Adobe issued 52 security patches for Flash Player this week, one of the largest this year, as part of their monthly Patch Tuesday updates. Fortunately, there are no zero-day fixes in this batch and none of the vulnerabilities are exploited by hackers.
A whopping 33 patches for memory corruption and 10 use-after-free fixes are included to close holes that may lead to remote code execution. These bugs, when exploited, may grant an attacker full control of a compromised machine.
A few patches for type confusion, stack corruption and heap buffer overflow vulnerabilities are also in the Flash update to likewise prevent code execution. A patch for a race condition hole and another one for a security bypass were also issued. Both flaws could allow attackers to mine sensitive user data through information disclosure. Lastly, a fix for memory leak vulnerabilities is also included.
These are all marked as critical vulnerabilities so if you regularly use Adobe Flash Player (which you shouldn't), please update it as soon as you can.
For Chrome, Internet Explorer 11, and Microsoft Edge browsers, the updates should be applied automatically after a restart. For other browsers, you may need to update the Flash plugin manually. Follow our Adobe Flash Update Tool guide for download and install instructions.
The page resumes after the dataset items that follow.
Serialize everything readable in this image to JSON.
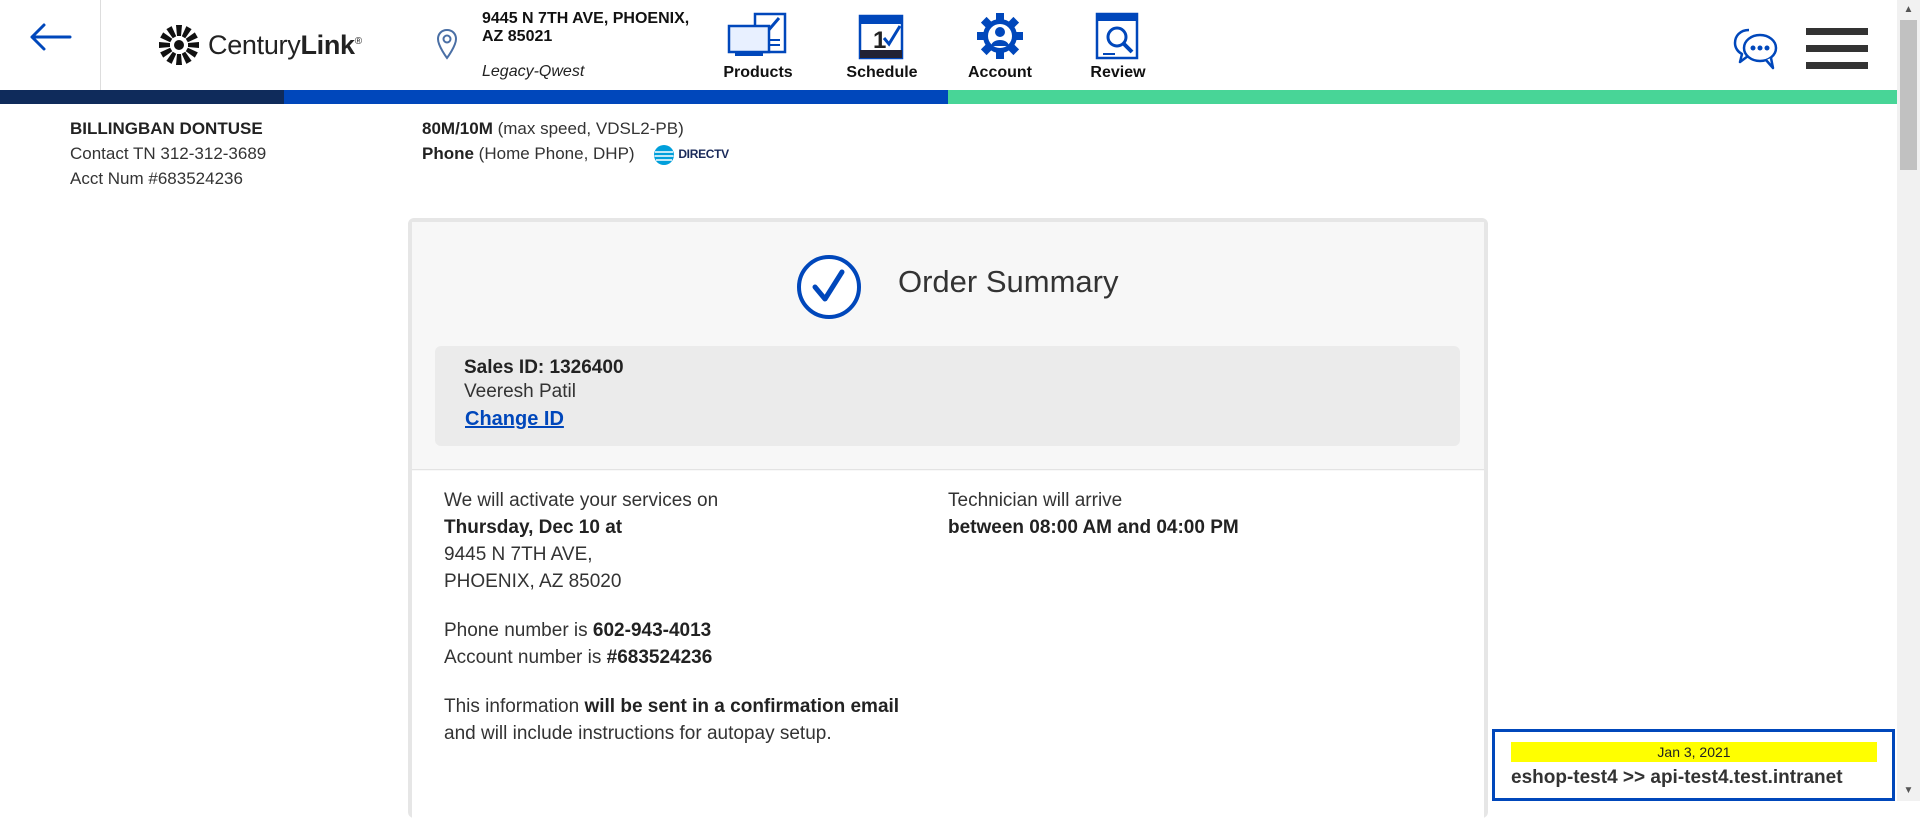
{
  "header": {
    "brand": {
      "name_regular": "Century",
      "name_bold": "Link",
      "reg_mark": "®"
    },
    "address": {
      "line1": "9445 N 7TH AVE, PHOENIX,",
      "line2": "AZ 85021",
      "sub": "Legacy-Qwest"
    },
    "nav": [
      {
        "label": "Products",
        "icon": "products-icon"
      },
      {
        "label": "Schedule",
        "icon": "schedule-icon"
      },
      {
        "label": "Account",
        "icon": "account-icon"
      },
      {
        "label": "Review",
        "icon": "review-icon"
      }
    ],
    "colors": {
      "bar_dark": "#0f2b5b",
      "bar_blue": "#0047bb",
      "bar_green": "#48d597"
    }
  },
  "customer": {
    "name": "BILLINGBAN DONTUSE",
    "contact": "Contact TN 312-312-3689",
    "acct": "Acct Num #683524236"
  },
  "services": {
    "internet_bold": "80M/10M",
    "internet_rest": " (max speed, VDSL2-PB)",
    "phone_bold": "Phone",
    "phone_rest": " (Home Phone, DHP)",
    "partner": "DIRECTV"
  },
  "order": {
    "title": "Order Summary",
    "sales_id": "Sales ID: 1326400",
    "sales_name": "Veeresh Patil",
    "change_id": "Change ID",
    "activate_intro": "We will activate your services on",
    "activate_date": "Thursday, Dec 10 at",
    "activate_addr1": "9445 N 7TH AVE,",
    "activate_addr2": "PHOENIX, AZ 85020",
    "phone_prefix": "Phone number is ",
    "phone_number": "602-943-4013",
    "account_prefix": "Account number is ",
    "account_number": "#683524236",
    "info_prefix": "This information ",
    "info_bold": "will be sent in a confirmation email",
    "info_suffix": " and will include instructions for autopay setup.",
    "tech_intro": "Technician will arrive",
    "tech_window": "between 08:00 AM and 04:00 PM"
  },
  "env": {
    "date": "Jan 3, 2021",
    "host": "eshop-test4 >> api-test4.test.intranet"
  }
}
For Adobe Acrobat and Reader users, new versions are also available now. These updated versions fix 30 vulnerabilities that may allow an attacker to seize control of a compromised machine. Adobe also updated XMP Toolkit for Java to address bugs that could lead to information disclosure.
Users could apply the updates by clicking Help >> Check for Updates on the software menu. To get the full Acrobat Reader installer, visit Adobe's download page.